Pounders v. Trinity Court Nursing Home, Inc.

Annotate this Case

576 S.W.2d 934 (1979)

Margaret POUNDERS, Appellant, v. TRINITY COURT NURSING HOME, INC., et al., Appellees.

No. 78-198.

Supreme Court of Arkansas, In Banc.

February 5, 1979.

As Modified On Denial of Rehearing March 12, 1979.

Laster & Lane, Little Rock, for appellant.

Gannaway, Darrow & Hanshaw, Little Rock, for appellees.

GEORGE ROSE SMITH, Justice.

The appellant, Margaret Pounders, aged 75, a widow, brought suit for false imprisonment against the two appellees, Trinity Court Nursing Home and Gloria Gaines, who is a niece of Mrs. Pounders's late husband. At the close of a jury trial the judge directed a verdict in favor of both defendants. The only question is whether there is any substantial evidence presenting a prima facie case of false imprisonment. We find no such evidence in the record.

We state the facts in the light most favorable to Mrs. Pounders. For some time she had lived with Mr. and Mrs. Gaines, who, in Mrs. Pounders's words, were wonderful to her. Mr. Gaines, however, became dissatisfied with the arrangement and directed that Mrs. Pounders be placed in a nursing home. Mrs. Pounders did not own a place of her own.

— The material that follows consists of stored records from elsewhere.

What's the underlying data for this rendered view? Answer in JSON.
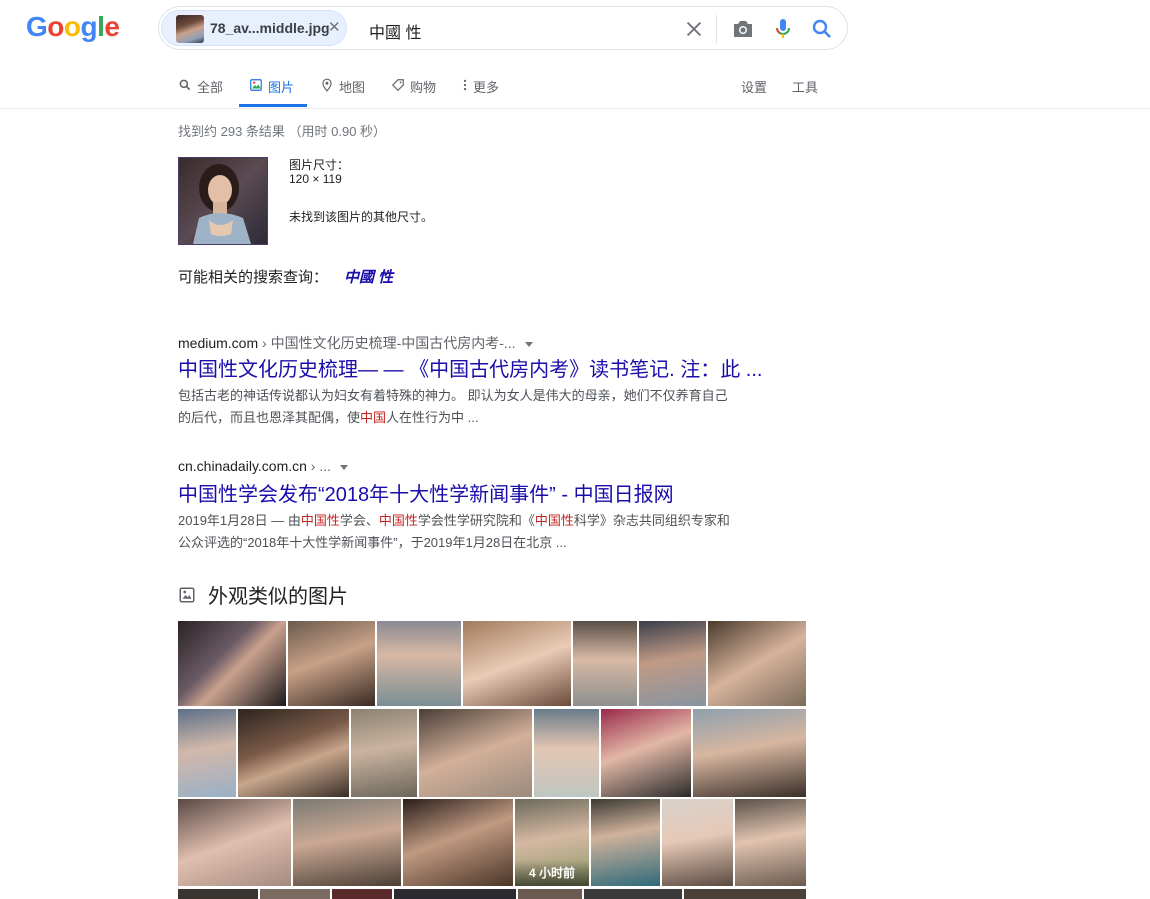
{
  "logo": {
    "letters": [
      "G",
      "o",
      "o",
      "g",
      "l",
      "e"
    ],
    "colors": [
      "#4285f4",
      "#ea4335",
      "#fbbc05",
      "#4285f4",
      "#34a853",
      "#ea4335"
    ]
  },
  "search": {
    "chip_filename": "78_av...middle.jpg",
    "chip_remove_icon": "close-icon",
    "query": "中國 性",
    "icons": [
      "close-icon",
      "camera-icon",
      "mic-icon",
      "search-icon"
    ]
  },
  "tabs": {
    "all": "全部",
    "images": "图片",
    "maps": "地图",
    "shopping": "购物",
    "more": "更多",
    "settings": "设置",
    "tools": "工具",
    "active": "images"
  },
  "stats": "找到约 293 条结果 （用时 0.90 秒）",
  "query_image": {
    "size_label": "图片尺寸：",
    "size_value": "120 × 119",
    "no_other_sizes": "未找到该图片的其他尺寸。"
  },
  "best_guess": {
    "label": "可能相关的搜索查询：",
    "link": "中國 性"
  },
  "results": [
    {
      "domain": "medium.com",
      "path": " › 中国性文化历史梳理-中国古代房内考-...",
      "title": "中国性文化历史梳理— — 《中国古代房内考》读书笔记. 注：此 ...",
      "snippet_line1": "包括古老的神话传说都认为妇女有着特殊的神力。 即认为女人是伟大的母亲，她们不仅养育自己",
      "snippet_line2_pre": "的后代，而且也恩泽其配偶，使",
      "snippet_line2_hl": "中国",
      "snippet_line2_post": "人在性行为中 ..."
    },
    {
      "domain": "cn.chinadaily.com.cn",
      "path": " › ...",
      "title": "中国性学会发布“2018年十大性学新闻事件” - 中国日报网",
      "snippet_date": "2019年1月28日 — 由",
      "snippet_hl1": "中国性",
      "snippet_t1": "学会、",
      "snippet_hl2": "中国性",
      "snippet_t2": "学会性学研究院和《",
      "snippet_hl3": "中国性",
      "snippet_t3": "科学》杂志共同组织专家和",
      "snippet_line2": "公众评选的“2018年十大性学新闻事件”，于2019年1月28日在北京 ..."
    }
  ],
  "similar": {
    "heading": "外观类似的图片",
    "heading_icon": "image-icon",
    "badge": "4 小时前"
  }
}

On July 14,1976, Mrs. Gaines took Mrs. Pounders to Trinity Court, a nursing home occupying a two-story building in Little Rock. Mrs. Pounders, understandably, *935 did not want to enter a nursing home, but she testified that she went without protest. There is no imprisonment when one agrees to surrender her freedom of motion. Faulkinbury v. U. S. Fire Ins. Co., 247 Ark. 70, 444 S.W.2d 254 (1969). Mrs. Gaines's commitment of her aunt to the nursing home obviously did not amount to false imprisonment, because no force or threats were used, and there was actually consent.

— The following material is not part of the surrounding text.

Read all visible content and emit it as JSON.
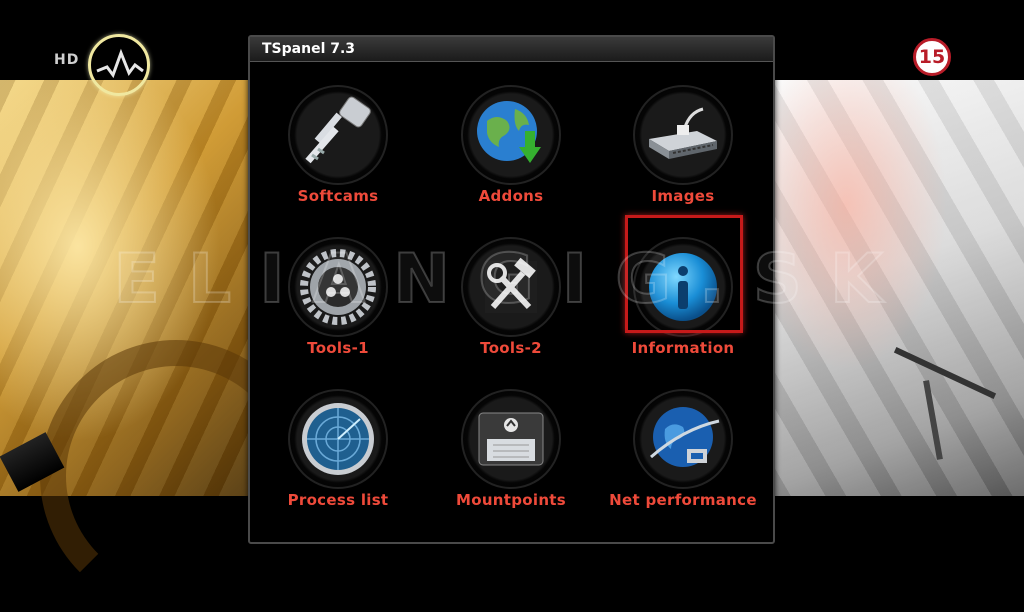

Mrs. Pounders remained in the nursing home for two months. She testified that she was not allowed to have any visitors (except, apparently, Mrs. Gaines), that she was not allowed to use the telephone, and that she was not allowed to write to anyone. Her room was on the second floor. There was a nearby stairway by which she could have left the building any time she wanted to. Her reason for not leaving was that the nursing home had her shoes, and she did not want to go out in bedroom slippers. She also said that one of the aides (unidentified and not shown to have had any authority to speak for the nursing home) told her that if she tried to run away, "they'd get you before you'd get anywhere and they would just bring you back." Mrs. Pounders admits that Mrs. Gaines visited her once or twice a week. She does not say that she ever spoke to Mrs. Gaines about the possibility of going somewhere else.

Again, there was obviously no false imprisonment during Mrs. Pounders's stay at Trinity Court. To make a defendant liable for false imprisonment, the plaintiff's confinement within boundaries fixed by the defendant must be complete. Restatement of the Law, Torts (2d), § 36 (1965). Here there is no evidence whatever either of physical force or of any threat of physical force. To the contrary, Mrs. Pounders could have left the nursing home at will, but she simply had nowhere to go and chose to stay.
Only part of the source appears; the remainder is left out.